LUTA Na linha de frente, as enfermeiras eram a imagem do orgulho que as mulheres russas sentiam em defender o seu país
LUTA Na linha de frente, as enfermeiras eram a imagem do orgulho que as mulheres russas sentiam em defender o seu país (Crédito:Divulgação)

“Estava esperando meu segundo filho. Tinha um menino de dois anos e me encontrava grávida. E aí, veio a guerra. Meu marido no front. E eu fui para a casa dos meus pais e fiz… É, entende? Um aborto. Apesar de na época estar proibido… Como ia dar à luz? Num mar de lágrimas… Na guerra! Como dar à luz em meio à morte?”. Esse é o depoimento de Liubov Arkádievna Tchárnaia que atuou como subtenente do “exército vermelho” soviético na Segunda Guerra Mundial (1939-1945). A sua densa fala é uma das centenas reunidas no livro “A guerra não tem rosto de mulher”, que ganha a sua versão em português três décadas após a primeira edição russa, então proibida pelas autoridades do regime comunista e totalitário da ex-URSS. A publicação brasileira que desembarca agora nas livrarias (Companhia das Letras) inclui fragmentos de conversas da autora, a ucraniana Svetlana Aleksiévitch, com alguns dos censores e também retornos de algumas das entrevistadas. Svetlana lembra as duras palavras que na época um censor lhe dirigiu: “Você está humilhando a mulher com seu naturalismo primitivo. A mulher heroína. Destronando-a. Está transformando-a em uma mulher comum. Uma fêmea. E elas são nossas santas”. É assim que o burocrata do governo traduzia o desespero das mulheres soviéticas ao entrarem na luta e como os seus próprios companheiros as subjugavam.

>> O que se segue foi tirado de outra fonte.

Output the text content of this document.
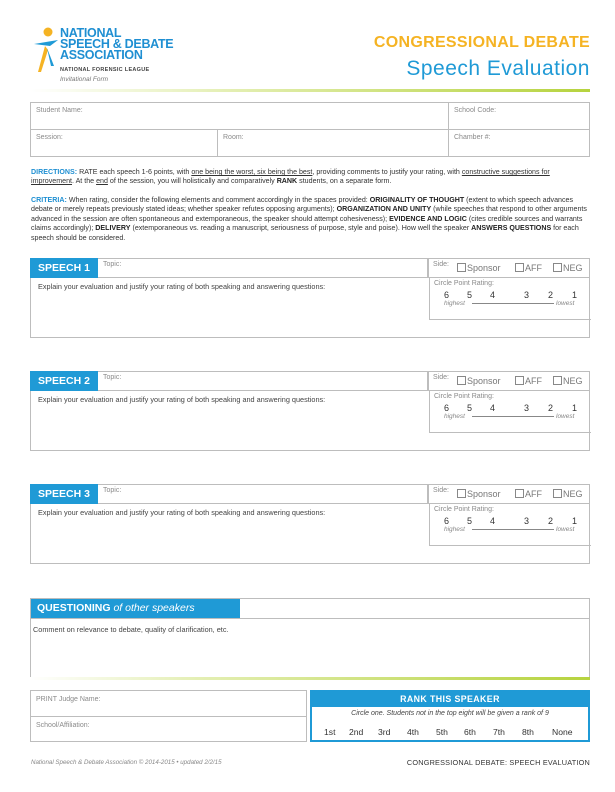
NATIONAL
SPEECH & DEBATE
ASSOCIATION
NATIONAL FORENSIC LEAGUE
Invitational Form
CONGRESSIONAL DEBATE
Speech Evaluation
Student Name:	School Code:
Session:	Room:	Chamber #:
DIRECTIONS: RATE each speech 1-6 points, with one being the worst, six being the best, providing comments to justify your rating, with constructive suggestions for improvement. At the end of the session, you will holistically and comparatively RANK students, on a separate form.
CRITERIA: When rating, consider the following elements and comment accordingly in the spaces provided: ORIGINALITY OF THOUGHT (extent to which speech advances debate or merely repeats previously stated ideas; whether speaker refutes opposing arguments); ORGANIZATION AND UNITY (while speeches that respond to other arguments advanced in the session are often spontaneous and extemporaneous, the speaker should attempt cohesiveness); EVIDENCE AND LOGIC (cites credible sources and warrants claims accordingly); DELIVERY (extemporaneous vs. reading a manuscript, seriousness of purpose, style and poise). How well the speaker ANSWERS QUESTIONS for each speech should be considered.
SPEECH 1	Topic:	Side:	Sponsor	AFF	NEG
Explain your evaluation and justify your rating of both speaking and answering questions:	Circle Point Rating:
6 5 4	3 2 1
highest	lowest
SPEECH 2	Topic:	Side:	Sponsor	AFF	NEG
Explain your evaluation and justify your rating of both speaking and answering questions:	Circle Point Rating:
6 5 4	3 2 1
highest	lowest
SPEECH 3	Topic:	Side:	Sponsor	AFF	NEG
Explain your evaluation and justify your rating of both speaking and answering questions:	Circle Point Rating:
6 5 4	3 2 1
highest	lowest
QUESTIONING of other speakers
Comment on relevance to debate, quality of clarification, etc.
PRINT Judge Name:
School/Affiliation:
RANK THIS SPEAKER
Circle one. Students not in the top eight will be given a rank of 9
1st 2nd 3rd 4th 5th 6th 7th 8th None
National Speech & Debate Association © 2014-2015 • updated 2/2/15	CONGRESSIONAL DEBATE: SPEECH EVALUATION
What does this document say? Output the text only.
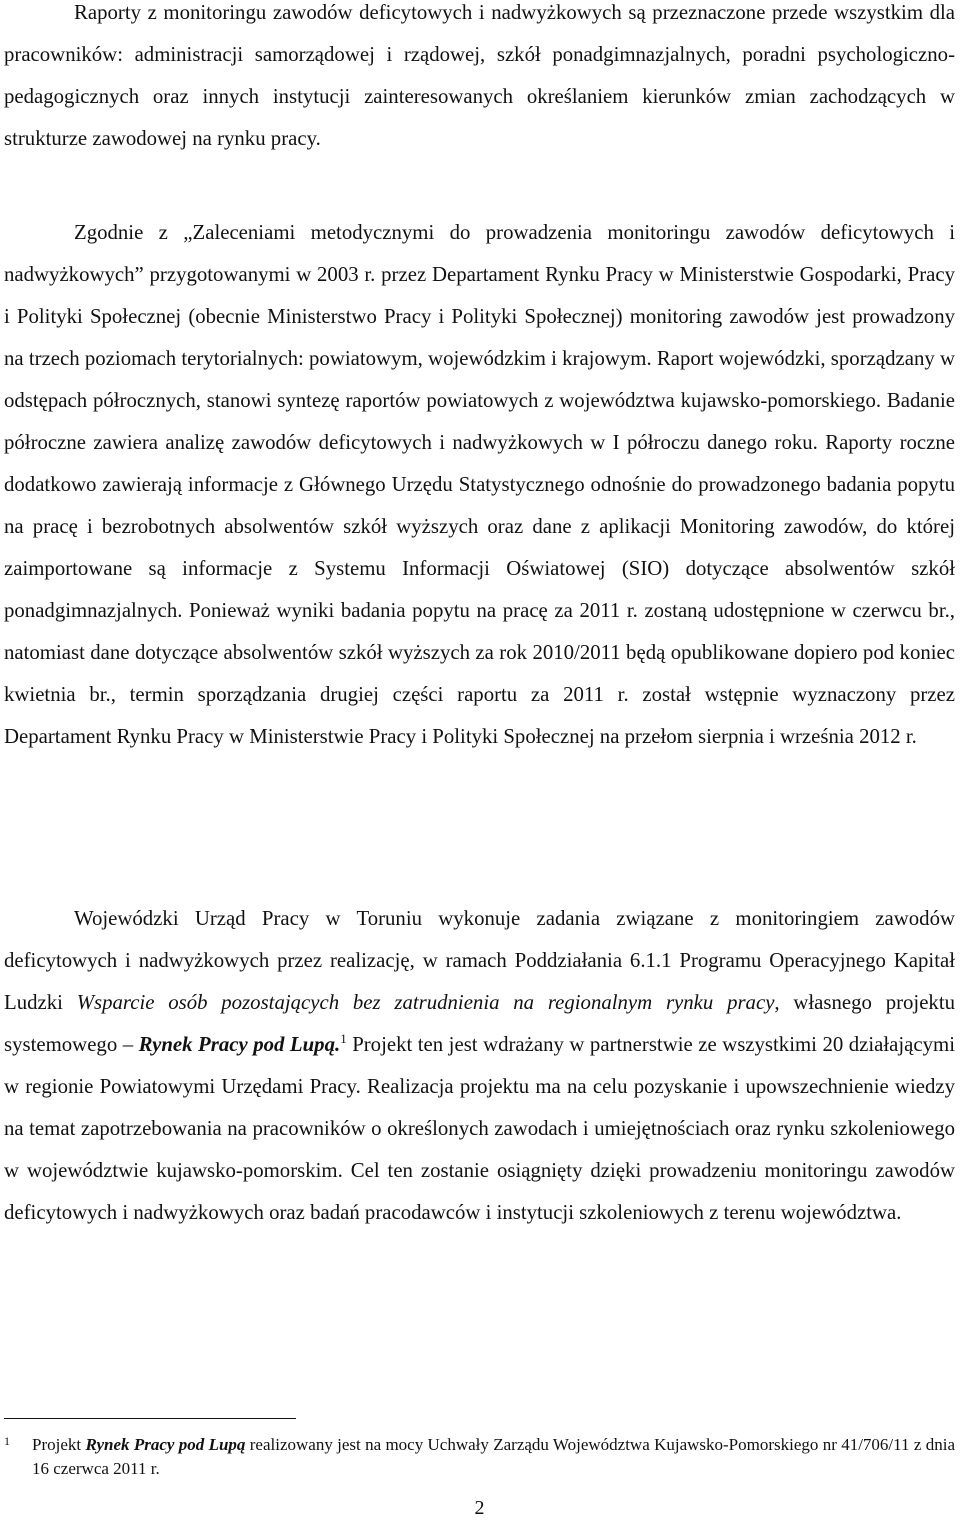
Raporty z monitoringu zawodów deficytowych i nadwyżkowych są przeznaczone przede wszystkim dla pracowników: administracji samorządowej i rządowej, szkół ponadgimnazjalnych, poradni psychologiczno-pedagogicznych oraz innych instytucji zainteresowanych określaniem kierunków zmian zachodzących w strukturze zawodowej na rynku pracy.

Zgodnie z „Zaleceniami metodycznymi do prowadzenia monitoringu zawodów deficytowych i nadwyżkowych” przygotowanymi w 2003 r. przez Departament Rynku Pracy w Ministerstwie Gospodarki, Pracy i Polityki Społecznej (obecnie Ministerstwo Pracy i Polityki Społecznej) monitoring zawodów jest prowadzony na trzech poziomach terytorialnych: powiatowym, wojewódzkim i krajowym. Raport wojewódzki, sporządzany w odstępach półrocznych, stanowi syntezę raportów powiatowych z województwa kujawsko-pomorskiego. Badanie półroczne zawiera analizę zawodów deficytowych i nadwyżkowych w I półroczu danego roku. Raporty roczne dodatkowo zawierają informacje z Głównego Urzędu Statystycznego odnośnie do prowadzonego badania popytu na pracę i bezrobotnych absolwentów szkół wyższych oraz dane z aplikacji Monitoring zawodów, do której zaimportowane są informacje z Systemu Informacji Oświatowej (SIO) dotyczące absolwentów szkół ponadgimnazjalnych. Ponieważ wyniki badania popytu na pracę za 2011 r. zostaną udostępnione w czerwcu br., natomiast dane dotyczące absolwentów szkół wyższych za rok 2010/2011 będą opublikowane dopiero pod koniec kwietnia br., termin sporządzania drugiej części raportu za 2011 r. został wstępnie wyznaczony przez Departament Rynku Pracy w Ministerstwie Pracy i Polityki Społecznej na przełom sierpnia i września 2012 r.

Wojewódzki Urząd Pracy w Toruniu wykonuje zadania związane z monitoringiem zawodów deficytowych i nadwyżkowych przez realizację, w ramach Poddziałania 6.1.1 Programu Operacyjnego Kapitał Ludzki Wsparcie osób pozostających bez zatrudnienia na regionalnym rynku pracy, własnego projektu systemowego – Rynek Pracy pod Lupą.$^1$ Projekt ten jest wdrażany w partnerstwie ze wszystkimi 20 działającymi w regionie Powiatowymi Urzędami Pracy. Realizacja projektu ma na celu pozyskanie i upowszechnienie wiedzy na temat zapotrzebowania na pracowników o określonych zawodach i umiejętnościach oraz rynku szkoleniowego w województwie kujawsko-pomorskim. Cel ten zostanie osiągnięty dzięki prowadzeniu monitoringu zawodów deficytowych i nadwyżkowych oraz badań pracodawców i instytucji szkoleniowych z terenu województwa.

1	Projekt Rynek Pracy pod Lupą realizowany jest na mocy Uchwały Zarządu Województwa Kujawsko-Pomorskiego nr 41/706/11 z dnia 16 czerwca 2011 r.
2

A autora nos abre em toda a crueza os relatos de mulheres que entraram em combate. Nisso não vai o menor sensacionalismo, mas, sim, um alerta para o mundo atual: as guerras são máquinas de produção de traumas, loucura e morte – e totalmente desnecessárias
A autora nos abre em toda a crueza os relatos de mulheres que entraram em combate. Nisso não vai o menor sensacionalismo, mas, sim, um alerta para o mundo atual: as guerras são máquinas de produção de traumas, loucura e morte – e totalmente desnecessárias (Crédito:Divulgação)

Os relatos descritos nas 392 páginas da obra mostram a constante necessidade de as “meninas do front”, como se autointitulavam, de se autoafirmarem para serem respeitadas e aceitas como soldados. Segundo a escritora, até para permitir que as mulheres entrassem no conflito, os homens relutavam — esse território era deles, era essencialmente masculino. Ela faz questão de ressaltar em diversos trechos, no entanto, que “todos os homens já tinham ido para o combate, todos os que podiam.” Svetlana frisa que há dois pontos de vista diversos: os homens exaltavam o heroísmo enquanto as mulheres afirmavam se tratar de uma matança – além de trabalho. Ela considera o olhar feminino mais real. Tratadas como meninas, ou seja, combatentes inferiores, as mulheres eram constantemente lembradas de que não compunham o universo daqueles que se consideravam seres privilegiadamente fortes. “Abra o seu avental… me mostre os seus seios…”, foi a frase que uma enfermeira ouviu de um agonizante capitão russo, pouco antes de ele morrer. A própria escritora enfrentou obstáculos e preconceitos dos colegas de literatura ao declarar que faria um livro sobre a Segunda Guerra do ponto de vista feminino. “Mais de uma vez me avisaram: as mulheres vão inventar. Vão criar. Mas eu cheguei à conclusão: é impossível inventar isso”, escreve Svetlana.

Além das brutalidades vividas no front, com mortes, membros amputados e sangue a tingir os olhos e a alma, a ponto de muitas combatentes evitarem a cor vermelha para o resto de suas vidas, elas ainda enfrentaram flagelos tipicamente femininos: abortavam por medo do que seus filhos passariam, valiam-se de seus próprios bebês como estratégia para conseguir um mísero pedaço de pão. Sofrimento igual amargaram as sovietes que deixaram de menstruar ou que perderam a voz devido a traumas suportados no front. Um depoimento chocante aponta que guerras embrutecem igualmente a todos: “Eu era motorista, levava caixas com projéteis de artilharia e escutava os crânios estalando debaixo das rodas do carro. Os ossos. E ficava feliz”. A leitura de “A guerra não tem rosto de mulher” é dolorosa. Uma ex-combatente deixou para a história uma cortante frase. Ela disse ter “pena de quem vai ler esse livro, e também de quem não vai lê-lo”.